С другой стороны, невозможно отрицать существование, особенно в конце обсуждаемого периода, некоторого общения между мусульманами и христианами в плане духовной практики и благочестия. Уже отмечалось удивительное сходство между мусульманским дхикр — призыванием Божьего имени в сочетании с дыханием, — и практикой византийских исихастов[151]. Византийское монашество продолжало процветать в Палестине и на Синае, а паломники продолжали посещать Святую Землю. Все это создавало почву для контактов отнюдь не полемического характера.
И все же, обозревая общую картину взаимоотношений между двумя религиозными мирами, мы видим, что они оставались по существу непроницаемыми друг для друга. Из всех исторических следствий арабского завоевания Ближнего Востока одно мне представляется наиболее важным·, в течение столетий византийское христианство занимало оборонительную позицию. Ислам не только заставлял христиан жить в крошечном замкнутом мире, сосредоточенном на богослужебном культе, но и вынуждал их принять такое существование как норму. Старый византийский инстинкт консерватизма — главная сила и вместе с тем главная слабость восточного христианства — стал последним прибежищем, которое могло обеспечить его выживание перед лицом ислама.
2. Литургия — ключ к душе Византии
Светские историки изучают христианство как чисто историческое явление, а история подразумевает перемены. Христианский подход к истории не отрицает реальность перемен, но предполагает, что Бог, превосходящий историю и, разумеется, не ограниченный ее законами, вместе с тем являет Себя в исторических событиях, которые затем приобретают нормативное и потому надысторическое значение. Так, все христиане признают или, по крайней мере, должны признавать, что в историческом событии Боговоплощения совершилось решающее деяние Божие. Но это событие подразумевает также историческую и культурную среду, которая сама приобретает нормативный характер. В определенный момент истории Бог явился как еврейский Мессия, так что признание исторического Иисуса Спасителем всего человечества невозможно без принятия библейско-еврейского контекста Его жизни и проповеди.
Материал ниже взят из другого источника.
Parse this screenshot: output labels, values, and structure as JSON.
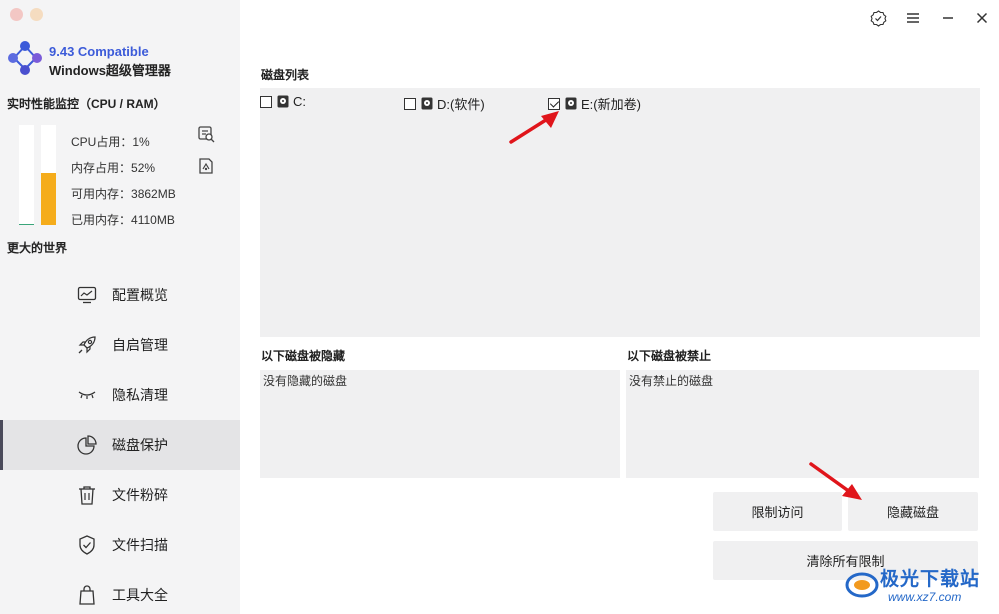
{
  "app": {
    "version": "9.43 Compatible",
    "name": "Windows超级管理器"
  },
  "colors": {
    "accent": "#3c5bd9",
    "cpu_bar": "#3aa57a",
    "ram_bar": "#f5ac1b",
    "arrow": "#e0151b"
  },
  "monitor": {
    "title": "实时性能监控（CPU / RAM）",
    "cpu_percent": 1,
    "ram_percent": 52,
    "stats": [
      {
        "label": "CPU占用：",
        "value": "1%"
      },
      {
        "label": "内存占用：",
        "value": "52%"
      },
      {
        "label": "可用内存：",
        "value": "3862MB"
      },
      {
        "label": "已用内存：",
        "value": "4110MB"
      }
    ],
    "tagline": "更大的世界"
  },
  "nav": [
    {
      "label": "配置概览",
      "icon": "monitor-chart-icon"
    },
    {
      "label": "自启管理",
      "icon": "rocket-icon"
    },
    {
      "label": "隐私清理",
      "icon": "closed-eye-icon"
    },
    {
      "label": "磁盘保护",
      "icon": "pie-chart-icon",
      "active": true
    },
    {
      "label": "文件粉碎",
      "icon": "trash-icon"
    },
    {
      "label": "文件扫描",
      "icon": "shield-check-icon"
    },
    {
      "label": "工具大全",
      "icon": "bag-icon"
    }
  ],
  "main": {
    "disk_list_title": "磁盘列表",
    "disks": [
      {
        "label": "C:",
        "checked": false
      },
      {
        "label": "D:(软件)",
        "checked": false
      },
      {
        "label": "E:(新加卷)",
        "checked": true
      }
    ],
    "hidden_title": "以下磁盘被隐藏",
    "hidden_empty": "没有隐藏的磁盘",
    "disabled_title": "以下磁盘被禁止",
    "disabled_empty": "没有禁止的磁盘",
    "buttons": {
      "restrict": "限制访问",
      "hide": "隐藏磁盘",
      "clear": "清除所有限制"
    }
  },
  "watermark": {
    "text": "极光下载站",
    "url": "www.xz7.com"
  }
}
Хотя Боговоплощение произошло раз и навсегда и невозможно ничего добавить к его спасительной полноте, результатом смерти и Воскресения Христа стало основание общины — Церкви (εκκλησία), — и «дикая маслина» язычников (Рим. 11:17) смогла впоследствии прорасти из первоначального «корня». Таким образом, между апостольской общиной и Церковью более поздних времен существует и нормативное преемство: единство Предания, что подразумевает согласованность веры и опыта.
Для нашей современной Православной Церкви христианская Византия представляет собой необходимую историческую связь с первоначальной апостольской общиной. С VI в. Константинополь становится на Востоке несомненным центром православного христианства, а после раскола между Востоком и Западом приобретает первенство во всей полноте Православия. Таковы de facto исторические обстоятельства, в силу которых мы не можем мыслить непрерывность и историческую последовательность Православия вне соотнесенности с Византией. Другие христианские традиции Востока и Запада также обладают богатой христианской культурой, изобилующей плодами святости, но, по крайней мере с православной точки зрения, именно Византия сохранила ту догматическую чистоту, ту подлинность, которые сегодня делают наше Православие православным.
Ясно, что литургия[152] играет главную роль в сохранении этой идентичности Церкви. Византия знала много еретических патриархов и императоров, служила сценой многих лжесоборов. Ни одно человеческое учреждение, взятое в отдельности от всего тела Церкви, не может притязать на непогрешимость. Но литургическое предание всегда оставалось главным выражением жизни этого Тела, свидетельством его постоянства и целостности. Это один из самых существенных аспектов нашего общего византийского наследия.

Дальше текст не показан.